Cladosporol A, a new Peroxisome Proliferator-Activated Receptor γ (PPARγ) ligand, inhibits colorectal cancer cells proliferation through β-catenin/TCF pathway inactivation

Background Cladosporol A, a secondary metabolite from Cladosporium tenuissimum, exhibits antiproliferative properties in human colorectal cancer cells by modulating the expression of some cell cycle genes (p21waf1/cip1, cyclin D1). Methods PPARγ activation by cladosporol A was studied by overexpression and RNA interference assays. The interactions between PPARγ and Sp1 were investigated by co-immunoprecipitation and ChIp assays. β-catenin subcellular distribution and β-catenin/TCF pathway inactivation were analyzed by western blot and RTqPCR, respectively.

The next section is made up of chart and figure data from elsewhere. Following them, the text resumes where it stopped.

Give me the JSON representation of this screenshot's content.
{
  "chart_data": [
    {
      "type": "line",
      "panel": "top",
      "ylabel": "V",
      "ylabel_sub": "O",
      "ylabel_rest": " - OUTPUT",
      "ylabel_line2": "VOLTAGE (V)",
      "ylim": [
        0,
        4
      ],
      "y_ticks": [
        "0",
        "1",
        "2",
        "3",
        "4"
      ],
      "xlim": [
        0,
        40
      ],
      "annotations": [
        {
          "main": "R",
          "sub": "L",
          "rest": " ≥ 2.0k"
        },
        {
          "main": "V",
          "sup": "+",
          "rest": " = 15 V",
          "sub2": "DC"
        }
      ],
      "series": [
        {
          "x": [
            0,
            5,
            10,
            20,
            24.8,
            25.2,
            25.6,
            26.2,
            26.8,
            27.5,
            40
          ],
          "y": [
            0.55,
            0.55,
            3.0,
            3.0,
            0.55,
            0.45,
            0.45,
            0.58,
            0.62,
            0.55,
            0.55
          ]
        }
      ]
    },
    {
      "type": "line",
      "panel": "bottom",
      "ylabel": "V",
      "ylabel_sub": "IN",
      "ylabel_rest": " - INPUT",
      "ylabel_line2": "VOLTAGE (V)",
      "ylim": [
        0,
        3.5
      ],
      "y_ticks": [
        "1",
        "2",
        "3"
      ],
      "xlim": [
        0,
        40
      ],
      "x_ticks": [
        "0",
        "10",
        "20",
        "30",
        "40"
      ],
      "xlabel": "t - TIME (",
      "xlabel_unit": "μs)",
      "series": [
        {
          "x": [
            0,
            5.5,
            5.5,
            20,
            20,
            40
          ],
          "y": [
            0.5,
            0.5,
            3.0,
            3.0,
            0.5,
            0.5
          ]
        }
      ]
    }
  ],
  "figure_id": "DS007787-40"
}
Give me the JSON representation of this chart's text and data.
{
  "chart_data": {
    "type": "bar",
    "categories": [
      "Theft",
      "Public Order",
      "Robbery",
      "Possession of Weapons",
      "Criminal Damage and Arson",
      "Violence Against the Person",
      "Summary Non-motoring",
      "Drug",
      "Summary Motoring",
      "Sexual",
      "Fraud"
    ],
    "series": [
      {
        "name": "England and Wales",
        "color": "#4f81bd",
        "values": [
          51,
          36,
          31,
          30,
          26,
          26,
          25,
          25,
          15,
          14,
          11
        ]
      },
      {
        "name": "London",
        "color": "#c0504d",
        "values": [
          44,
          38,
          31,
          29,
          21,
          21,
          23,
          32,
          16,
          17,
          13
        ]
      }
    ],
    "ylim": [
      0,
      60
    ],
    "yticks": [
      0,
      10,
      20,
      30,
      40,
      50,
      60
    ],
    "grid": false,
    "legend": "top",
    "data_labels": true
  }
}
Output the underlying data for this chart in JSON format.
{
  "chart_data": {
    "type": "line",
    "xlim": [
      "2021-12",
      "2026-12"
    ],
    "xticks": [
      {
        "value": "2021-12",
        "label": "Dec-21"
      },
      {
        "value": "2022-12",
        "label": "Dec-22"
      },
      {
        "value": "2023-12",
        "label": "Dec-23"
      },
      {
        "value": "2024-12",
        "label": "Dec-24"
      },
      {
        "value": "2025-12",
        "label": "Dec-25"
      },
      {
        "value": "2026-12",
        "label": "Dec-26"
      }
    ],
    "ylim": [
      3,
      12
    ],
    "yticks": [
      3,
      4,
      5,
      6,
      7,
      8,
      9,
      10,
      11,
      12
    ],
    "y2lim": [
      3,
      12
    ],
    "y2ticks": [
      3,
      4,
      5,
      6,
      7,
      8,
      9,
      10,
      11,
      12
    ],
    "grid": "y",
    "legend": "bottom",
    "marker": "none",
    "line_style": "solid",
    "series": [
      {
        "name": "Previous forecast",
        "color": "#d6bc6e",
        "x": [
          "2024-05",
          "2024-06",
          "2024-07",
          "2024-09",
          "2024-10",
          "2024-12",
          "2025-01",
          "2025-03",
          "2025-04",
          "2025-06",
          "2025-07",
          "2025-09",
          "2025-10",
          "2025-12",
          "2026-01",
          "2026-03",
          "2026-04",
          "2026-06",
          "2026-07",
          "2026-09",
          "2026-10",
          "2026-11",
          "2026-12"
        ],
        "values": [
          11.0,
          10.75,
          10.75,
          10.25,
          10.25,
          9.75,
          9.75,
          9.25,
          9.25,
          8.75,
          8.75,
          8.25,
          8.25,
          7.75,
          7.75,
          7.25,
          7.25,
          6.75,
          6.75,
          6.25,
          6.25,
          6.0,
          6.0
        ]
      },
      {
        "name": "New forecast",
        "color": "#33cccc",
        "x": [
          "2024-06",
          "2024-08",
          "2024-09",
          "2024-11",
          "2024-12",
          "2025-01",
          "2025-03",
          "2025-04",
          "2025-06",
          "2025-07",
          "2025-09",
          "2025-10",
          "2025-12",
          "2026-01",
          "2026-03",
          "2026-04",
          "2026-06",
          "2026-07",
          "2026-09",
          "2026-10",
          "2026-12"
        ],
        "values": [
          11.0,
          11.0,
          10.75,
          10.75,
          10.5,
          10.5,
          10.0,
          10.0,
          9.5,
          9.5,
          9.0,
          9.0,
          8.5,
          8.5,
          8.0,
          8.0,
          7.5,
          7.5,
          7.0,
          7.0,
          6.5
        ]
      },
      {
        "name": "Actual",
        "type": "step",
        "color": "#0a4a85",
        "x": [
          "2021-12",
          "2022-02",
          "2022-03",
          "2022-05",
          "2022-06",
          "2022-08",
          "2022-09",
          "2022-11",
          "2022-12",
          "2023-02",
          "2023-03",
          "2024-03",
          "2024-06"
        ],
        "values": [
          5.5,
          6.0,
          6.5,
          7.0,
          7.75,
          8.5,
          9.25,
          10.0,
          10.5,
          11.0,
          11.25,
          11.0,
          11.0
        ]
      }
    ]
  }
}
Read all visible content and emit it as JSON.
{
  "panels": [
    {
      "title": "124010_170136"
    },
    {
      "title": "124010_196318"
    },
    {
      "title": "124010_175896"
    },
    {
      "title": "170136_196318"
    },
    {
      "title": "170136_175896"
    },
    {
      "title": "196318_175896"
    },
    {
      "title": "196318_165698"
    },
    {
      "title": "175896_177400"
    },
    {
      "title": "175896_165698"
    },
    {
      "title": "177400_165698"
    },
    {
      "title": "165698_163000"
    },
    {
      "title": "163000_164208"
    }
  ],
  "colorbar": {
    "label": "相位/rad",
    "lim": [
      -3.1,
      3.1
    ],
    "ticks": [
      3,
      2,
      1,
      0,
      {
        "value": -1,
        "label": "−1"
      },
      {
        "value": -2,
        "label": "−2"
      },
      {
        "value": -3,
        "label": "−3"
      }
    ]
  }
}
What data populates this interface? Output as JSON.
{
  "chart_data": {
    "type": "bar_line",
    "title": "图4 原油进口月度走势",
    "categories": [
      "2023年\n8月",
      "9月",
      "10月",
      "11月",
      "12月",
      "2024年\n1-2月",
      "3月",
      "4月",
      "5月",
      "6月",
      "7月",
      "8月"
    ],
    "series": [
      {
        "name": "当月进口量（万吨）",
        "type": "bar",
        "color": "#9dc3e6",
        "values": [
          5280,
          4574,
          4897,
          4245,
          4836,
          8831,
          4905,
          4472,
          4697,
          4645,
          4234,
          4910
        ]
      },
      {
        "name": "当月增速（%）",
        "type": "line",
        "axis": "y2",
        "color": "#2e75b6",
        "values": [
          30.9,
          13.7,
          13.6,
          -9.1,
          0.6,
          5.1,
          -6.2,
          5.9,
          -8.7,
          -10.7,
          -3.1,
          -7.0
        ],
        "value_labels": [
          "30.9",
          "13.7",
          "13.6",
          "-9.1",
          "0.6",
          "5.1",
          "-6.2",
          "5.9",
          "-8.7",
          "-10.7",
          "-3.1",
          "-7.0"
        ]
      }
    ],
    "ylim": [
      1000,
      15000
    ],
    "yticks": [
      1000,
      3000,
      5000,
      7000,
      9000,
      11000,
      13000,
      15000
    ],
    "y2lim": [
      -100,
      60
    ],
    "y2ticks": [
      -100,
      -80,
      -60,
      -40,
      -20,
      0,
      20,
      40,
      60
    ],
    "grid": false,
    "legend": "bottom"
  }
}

Cladosporol A-induced β-catenin proteasomal degradation was examined in the presence of the specific inhibitor MG132. Results Cladosporol A inhibits cell growth through upregulation of p21waf1/cip1 gene expression mediated by Sp1-PPARγ interaction. Exposure of HT-29 cells to cladosporol A causes β-catenin nuclear export, proteasome degradation and reduced expression of its target genes. Upon treatment, PPARγ also activates E-cadherin gene at the mRNA and protein levels. Conclusion In this work we provide evidence that PPARγ mediates the anti-proliferative action of cladosporol A in colorectal cancer cells. Upon ligand activation, PPARγ interacts with Sp1 and stimulates p21waf1/cip1 gene transcription. PPARγ activation causes degradation of β-catenin and inactivation of the downstream target pathway and, in addition, upregulates E-cadherin expression reinforcing cell-cell interactions and a differentiated phenotype. General significance We elucidated the molecular mechanisms by which PPARγ mediates the anticancer activity of cladosporol A.